Orchestre symphonique de Birmingham

Résumé
The City of Birmingham Symphony Orchestra (CBSO) is a British orchestra based in Birmingham, England. It is the resident orchestra at Symphony Hall, Birmingham in Birmingham, which has been its principal performance venue since 1991. Its administrative and rehearsal base is at the nearby CBSO Centre, where it also presents chamber concerts by members of the orchestra and guest performers. Each year the orchestra performs more than 150 concerts in Birmingham, the UK and around the world, playing music that ranges from classics to contemporary, film scores and even symphonic disco. With a far-reaching community programme and a family of choruses and youth ensembles, it is involved in every aspect of music-making in the Midlands. At its centre is a team of 90 professional musicians, and over a 100-year tradition of making music, in the heart of Birmingham. The CBSO has four choirs – the CBSO Chorus, Youth Chorus, Children's Chorus and SO Vocal (our un-auditioned community choir), conducted by Lucy Hollins. The current chief conductor and artistic adviser of the CBSO is Kazuki Yamada, effective April 2023. The earliest orchestral concerts known to have taken place in Birmingham were those organized by Barnabas Gunn at the Moor Street Theatre in 1740, and more than 20 separate orchestras are recorded as having existed in the city between that date and the foundation of what is now the CBSO in 1920. These orchestras often owed their origins to Birmingham's internationally significant tradition of choral music, that give birth to works such as Mendelsohn's Elijah and Elgar's Dream of Gerontius, and in 1834 saw the building Birmingham Town Hall, one of Europe's earliest large-scale concert halls.
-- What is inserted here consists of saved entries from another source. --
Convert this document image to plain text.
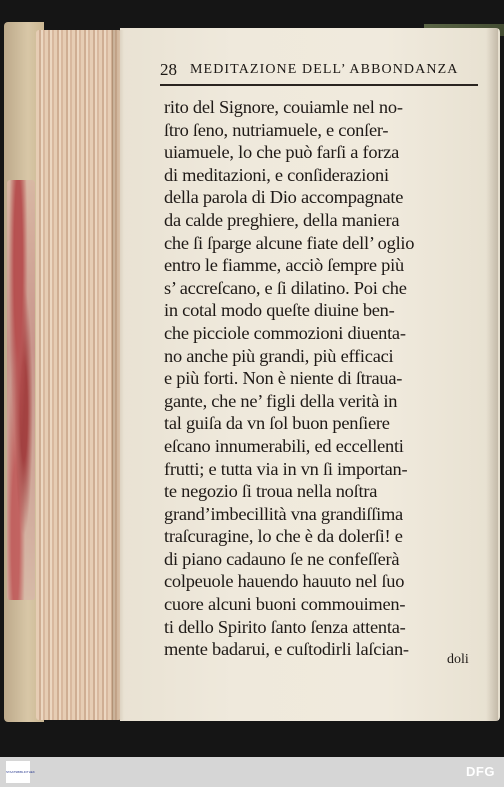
28 MEDITAZIONE DELL’ ABBONDANZA
rito del Signore, couiamle nel no-
ſtro ſeno, nutriamuele, e conſer-
uiamuele, lo che può farſi a forza
di meditazioni, e conſiderazioni
della parola di Dio accompagnate
da calde preghiere, della maniera
che ſi ſparge alcune fiate dell’ oglio
entro le fiamme, acciò ſempre più
s’ accreſcano, e ſi dilatino. Poi che
in cotal modo queſte diuine ben-
che picciole commozioni diuenta-
no anche più grandi, più efficaci
e più forti. Non è niente di ſtraua-
gante, che ne’ figli della verità in
tal guiſa da vn ſol buon penſiere
eſcano innumerabili, ed eccellenti
frutti; e tutta via in vn ſi importan-
te negozio ſi troua nella noſtra
grand’imbecillità vna grandiſſima
traſcuragine, lo che è da dolerſi! e
di piano cadauno ſe ne confeſſerà
colpeuole hauendo hauuto nel ſuo
cuore alcuni buoni commouimen-
ti dello Spirito ſanto ſenza attenta-
mente badarui, e cuſtodirli laſcian-
doli
STAATSBIBLIOTHEK	DFG
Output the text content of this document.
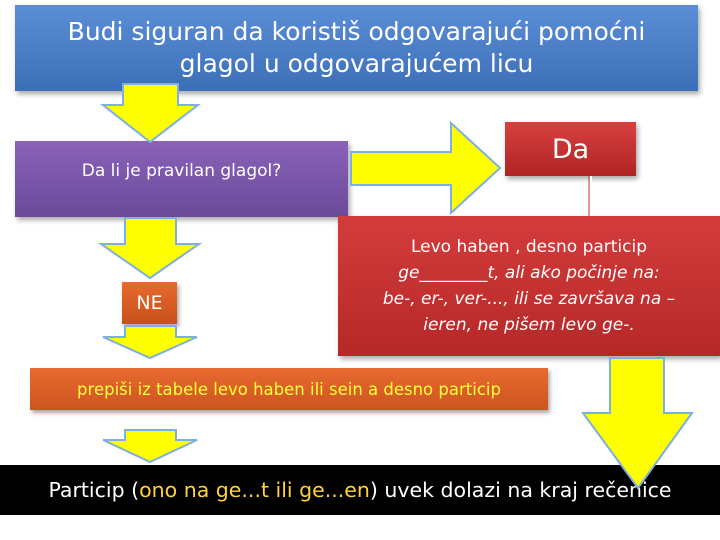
Budi siguran da koristiš odgovarajući pomoćni
glagol u odgovarajućem licu
Da li je pravilan glagol?
Da
NE
Levo haben , desno particip
ge________t, ali ako počinje na:
be-, er-, ver-..., ili se završava na –
ieren, ne pišem levo ge-.
prepiši iz tabele levo haben ili sein a desno particip
Particip (ono na ge...t ili ge...en) uvek dolazi na kraj rečenice
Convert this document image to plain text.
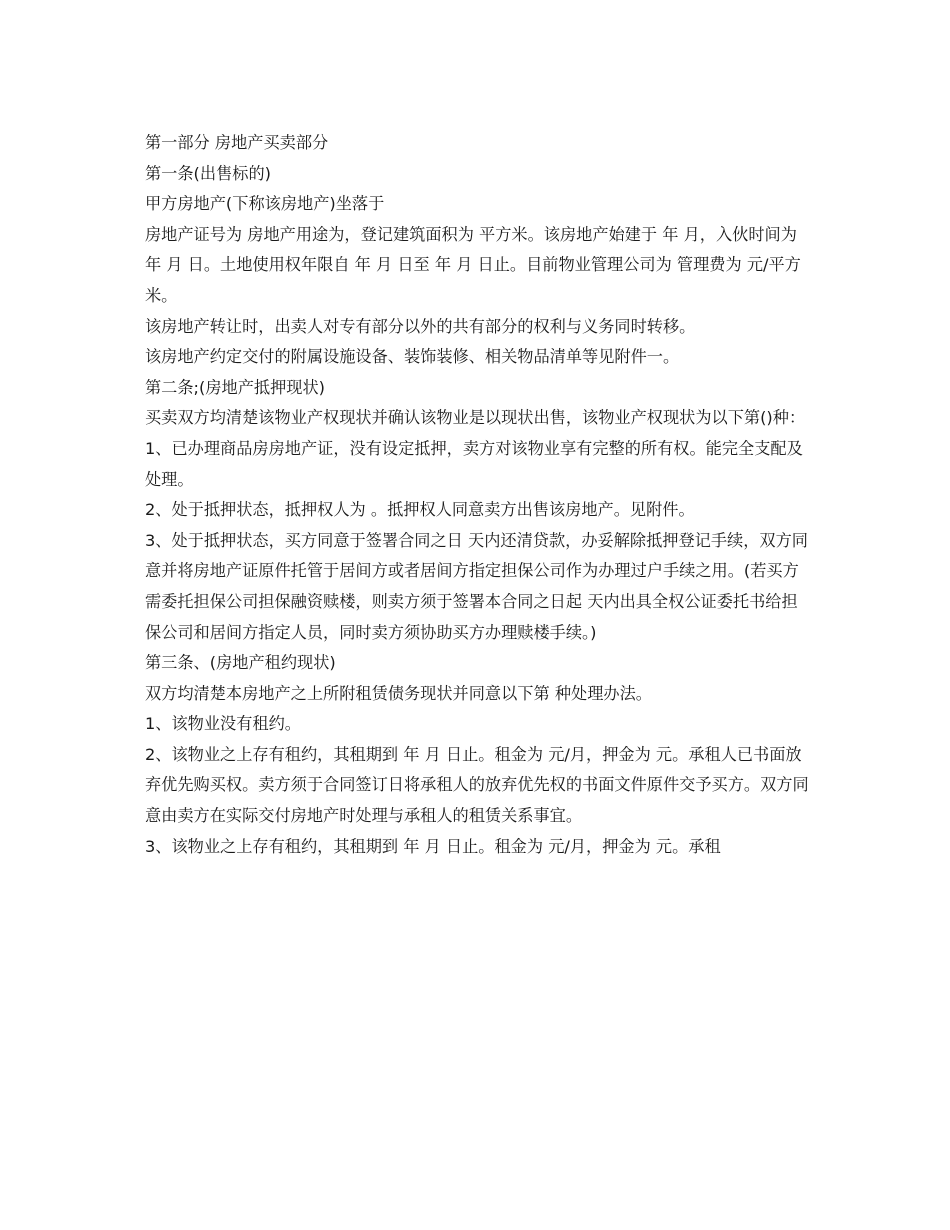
第一部分 房地产买卖部分

第一条(出售标的)

甲方房地产(下称该房地产)坐落于

房地产证号为 房地产用途为，登记建筑面积为 平方米。该房地产始建于 年 月，入伙时间为 年 月 日。土地使用权年限自 年 月 日至 年 月 日止。目前物业管理公司为 管理费为 元/平方米。

该房地产转让时，出卖人对专有部分以外的共有部分的权利与义务同时转移。

该房地产约定交付的附属设施设备、装饰装修、相关物品清单等见附件一。

第二条;(房地产抵押现状)

买卖双方均清楚该物业产权现状并确认该物业是以现状出售，该物业产权现状为以下第()种：

1、已办理商品房房地产证，没有设定抵押，卖方对该物业享有完整的所有权。能完全支配及处理。

2、处于抵押状态，抵押权人为 。抵押权人同意卖方出售该房地产。见附件。

3、处于抵押状态，买方同意于签署合同之日 天内还清贷款，办妥解除抵押登记手续，双方同意并将房地产证原件托管于居间方或者居间方指定担保公司作为办理过户手续之用。(若买方需委托担保公司担保融资赎楼，则卖方须于签署本合同之日起 天内出具全权公证委托书给担保公司和居间方指定人员，同时卖方须协助买方办理赎楼手续。)

第三条、(房地产租约现状)

双方均清楚本房地产之上所附租赁债务现状并同意以下第 种处理办法。

1、该物业没有租约。

2、该物业之上存有租约，其租期到 年 月 日止。租金为 元/月，押金为 元。承租人已书面放弃优先购买权。卖方须于合同签订日将承租人的放弃优先权的书面文件原件交予买方。双方同意由卖方在实际交付房地产时处理与承租人的租赁关系事宜。

3、该物业之上存有租约，其租期到 年 月 日止。租金为 元/月，押金为 元。承租
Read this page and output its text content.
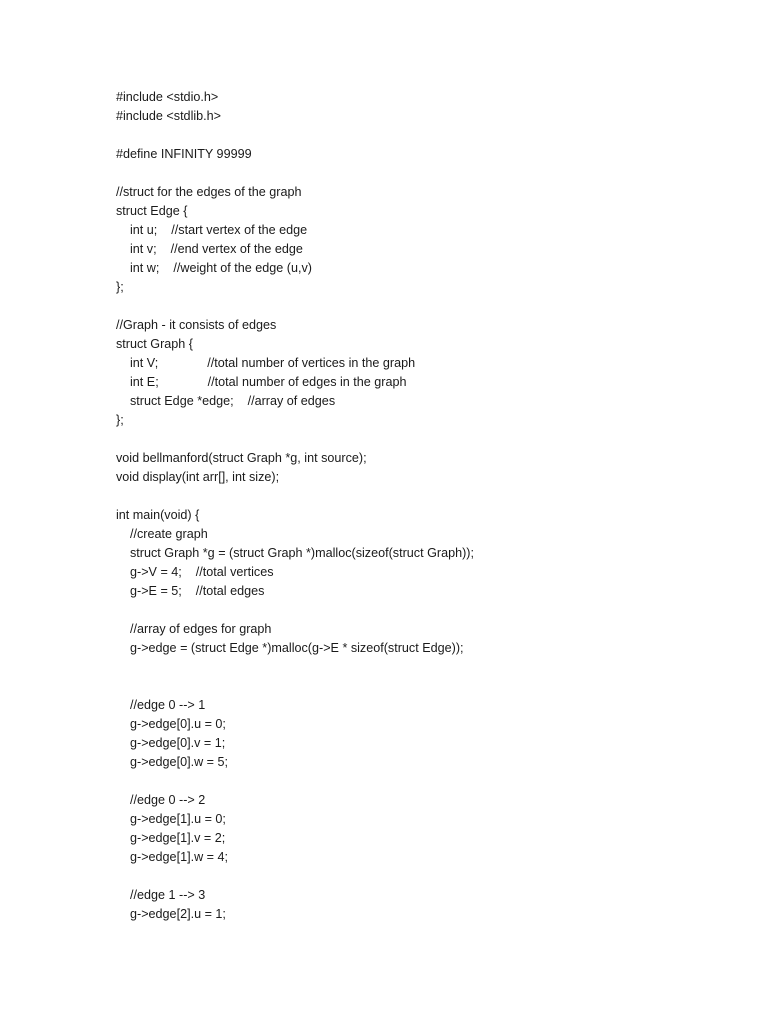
#include <stdio.h>
#include <stdlib.h>
#define INFINITY 99999
//struct for the edges of the graph
struct Edge {
int u;    //start vertex of the edge
int v;    //end vertex of the edge
int w;    //weight of the edge (u,v)
};
//Graph - it consists of edges
struct Graph {
int V;              //total number of vertices in the graph
int E;              //total number of edges in the graph
struct Edge *edge;    //array of edges
};
void bellmanford(struct Graph *g, int source);
void display(int arr[], int size);
int main(void) {
//create graph
struct Graph *g = (struct Graph *)malloc(sizeof(struct Graph));
g->V = 4;    //total vertices
g->E = 5;    //total edges
//array of edges for graph
g->edge = (struct Edge *)malloc(g->E * sizeof(struct Edge));
//edge 0 --> 1
g->edge[0].u = 0;
g->edge[0].v = 1;
g->edge[0].w = 5;
//edge 0 --> 2
g->edge[1].u = 0;
g->edge[1].v = 2;
g->edge[1].w = 4;
//edge 1 --> 3
g->edge[2].u = 1;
Birmingham's most notable early orchestra was the Birmingham Festival Orchestra, which formed as a group of 25 musicians in 1768 but by 1834 had grown into an orchestra of 147. Under Michael Costa and Hans Richter between 1849 and 1909 it included some of the leading instrumentalists of its day from across Britain and Europe, but remained an ad hoc grouping that assembled to play only at the three-yearly festivals.